Ella took in a short, gaspy breath. Her chin trembled as she stared, lovestruck, at Chalkie.

‘Yeh.’ Chalkie slanted a look at Giles. ‘What would someone like me know about poetry?’

‘Well, I –’

‘Ah, you’re all right, Gilesy man.’ Chalkie grinned. ‘I’m just fucking with you.’

Call me delusional, but I was sure there was affection in there somewhere.

Ella’s tears were now in full spate and Harlie was watching, her contempt visible.

I was concerned about Harlie – she seemed to have got bogged down in anger.

Usually, when the truth dawned on addicts, anger was one of the reactions. But people tended to move through it and on to grief, back-and-forthing between the two, often throwing some bargaining into the mix while they were at it. Harlie, however, had landed on anger, liked it and decided to stay.

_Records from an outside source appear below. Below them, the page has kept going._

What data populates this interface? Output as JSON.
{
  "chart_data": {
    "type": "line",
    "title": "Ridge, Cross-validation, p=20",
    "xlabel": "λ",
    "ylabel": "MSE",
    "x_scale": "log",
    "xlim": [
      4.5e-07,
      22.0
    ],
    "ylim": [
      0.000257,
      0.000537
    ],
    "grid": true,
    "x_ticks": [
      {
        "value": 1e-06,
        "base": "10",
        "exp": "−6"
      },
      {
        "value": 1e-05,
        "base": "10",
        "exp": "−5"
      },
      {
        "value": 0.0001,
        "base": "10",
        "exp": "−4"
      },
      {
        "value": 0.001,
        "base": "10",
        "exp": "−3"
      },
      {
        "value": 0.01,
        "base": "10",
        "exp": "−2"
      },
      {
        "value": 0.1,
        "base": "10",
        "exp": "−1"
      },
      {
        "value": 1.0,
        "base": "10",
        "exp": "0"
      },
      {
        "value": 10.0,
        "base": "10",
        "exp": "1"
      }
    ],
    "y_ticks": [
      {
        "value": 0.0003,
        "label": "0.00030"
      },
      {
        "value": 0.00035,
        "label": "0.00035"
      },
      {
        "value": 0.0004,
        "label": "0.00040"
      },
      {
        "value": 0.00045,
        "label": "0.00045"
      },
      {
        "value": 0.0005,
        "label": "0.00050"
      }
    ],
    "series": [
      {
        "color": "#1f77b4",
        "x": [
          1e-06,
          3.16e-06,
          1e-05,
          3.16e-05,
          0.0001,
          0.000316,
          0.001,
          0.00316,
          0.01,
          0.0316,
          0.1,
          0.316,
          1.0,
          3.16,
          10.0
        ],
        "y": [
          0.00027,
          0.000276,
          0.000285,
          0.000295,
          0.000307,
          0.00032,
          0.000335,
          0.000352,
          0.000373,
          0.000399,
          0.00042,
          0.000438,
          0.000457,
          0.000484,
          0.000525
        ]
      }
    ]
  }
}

Since her arrival, I hadn’t made her cry once, a failure that I felt keenly. What if I couldn’t get any further with her? Sometimes – very rarely, mind, but it had happened – people withstood everything I flung at them during their six weeks and left, still in the tight grip of their addiction. It was the worst. Obviously, I felt for the addict and all the people who loved them but – and this was shallow and shameful – I felt like a failure.

I wondered about trying again to get her friend Tegan’s parents to come in. Maybe if they talked to Harlie about their dead daughter, something would shift?

Meanwhile, Ella was still sobbing.

‘What’s up?’ I asked.

‘Nothing,’ she gasped. ‘Just happy that Chalkie is here. That he’s going to be okay.’

‘What about you? Are you happy you’re here? Happy you’re going to be okay?’

‘But I am okay.’

As they filed out at the end of group, Trassa, looking haunted, hung back.

‘Rachel. Would you know if …?’ She clutched my arm. ‘I’m thinking about Ronan.’

I waited. Her grip on my arm tightened and she leant close to me.

‘I’d be afraid’ – her voice was hoarse – ‘that Collie Byrne might hurt him.’

Still I waited.

‘He’s not really a violent type, Collie Byrne. He’ll probably just take some of Ronan’s machinery for the debt. But I was lying awake and I couldn’t stop thinking of …’ Her jaw clenched and her skin was as white as paper. ‘Ronan’s not tough,’ she said. ‘He’s a gentle sort of a lad, he wouldn’t be able to defend himself and – can you help me, Rachel?’

‘What would you like to do?’

‘I could maybe talk to Collie Byrne? Make a plan to pay back the money?’